Characterization of Indoor RIS-Assisted Channels at 304 GHz: Experimental Measurements, Challenges, and Future Directions

Abstract: Reconfigurable Intelligent Surfaces (RISs) are expected to play a pivotal role in future indoor ultra high data rate wireless communications as well as highly accurate three-dimensional localization and sensing, mainly due to their capability to provide flexible, cost- and power-efficient coverage extension, even under blockage conditions. However, when considering beyond millimeter wave frequencies where there exists GHz-level available bandwidth, realistic models of indoor RIS-parameterized channels verified by field-trial measurements are unavailable.

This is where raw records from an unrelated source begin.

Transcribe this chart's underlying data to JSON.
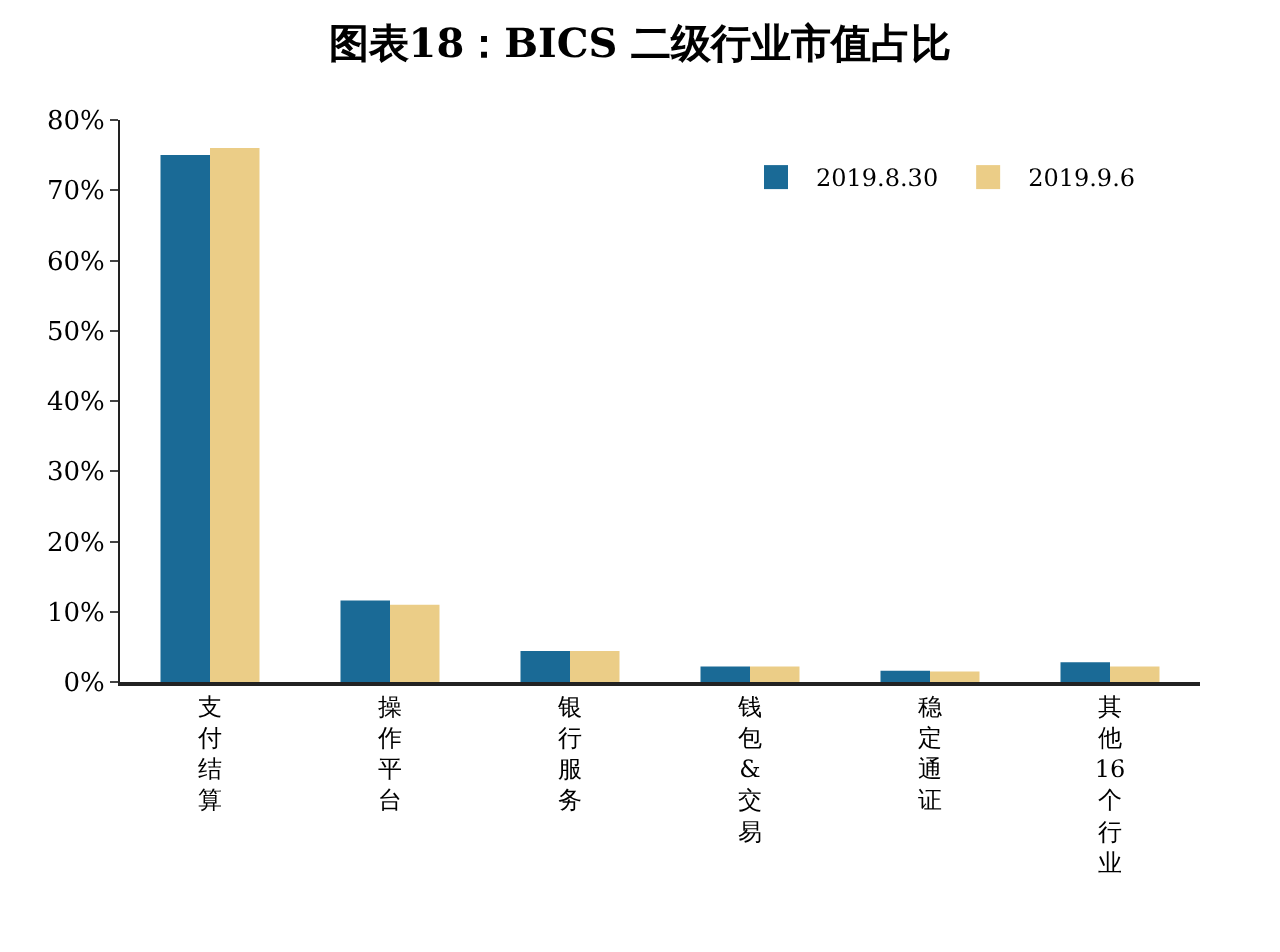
{
  "chart_data": {
    "type": "bar",
    "title": "图表18：BICS 二级行业市值占比",
    "categories": [
      "支付结算",
      "操作平台",
      "银行服务",
      "钱包&交易",
      "稳定通证",
      "其他16个行业"
    ],
    "series": [
      {
        "name": "2019.8.30",
        "color": "#1a6a96",
        "values": [
          75,
          11.6,
          4.4,
          2.2,
          1.6,
          2.8
        ]
      },
      {
        "name": "2019.9.6",
        "color": "#ebcd87",
        "values": [
          76,
          11.0,
          4.4,
          2.2,
          1.5,
          2.2
        ]
      }
    ],
    "ylim": [
      0,
      80
    ],
    "yticks": [
      {
        "value": 0,
        "label": "0%"
      },
      {
        "value": 10,
        "label": "10%"
      },
      {
        "value": 20,
        "label": "20%"
      },
      {
        "value": 30,
        "label": "30%"
      },
      {
        "value": 40,
        "label": "40%"
      },
      {
        "value": 50,
        "label": "50%"
      },
      {
        "value": 60,
        "label": "60%"
      },
      {
        "value": 70,
        "label": "70%"
      },
      {
        "value": 80,
        "label": "80%"
      }
    ],
    "legend": "top right"
  }
}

In this article, we first present and characterize three RIS prototypes with $100\times100$ unit cells of half-wavelength inter-cell spacing, which were optimized to offer a specific non-specular reflection with $1$-, $2$-, and $3$-bit phase quantization at $304$ GHz. The designed static RISs were considered in an indoor channel measurement campaign carried out with a $304$ GHz channel sounder. Channel measurements for two setups, one focusing on the transmitter-RIS-receiver path gain and the other on the angular spread of multipath components, are presented and compared with both state-of-the-art theoretical models as well as full-wave simulation results. The article is concluded with a list of challenges and research directions for RIS design and modeling of RIS-parameterized channels at THz frequencies.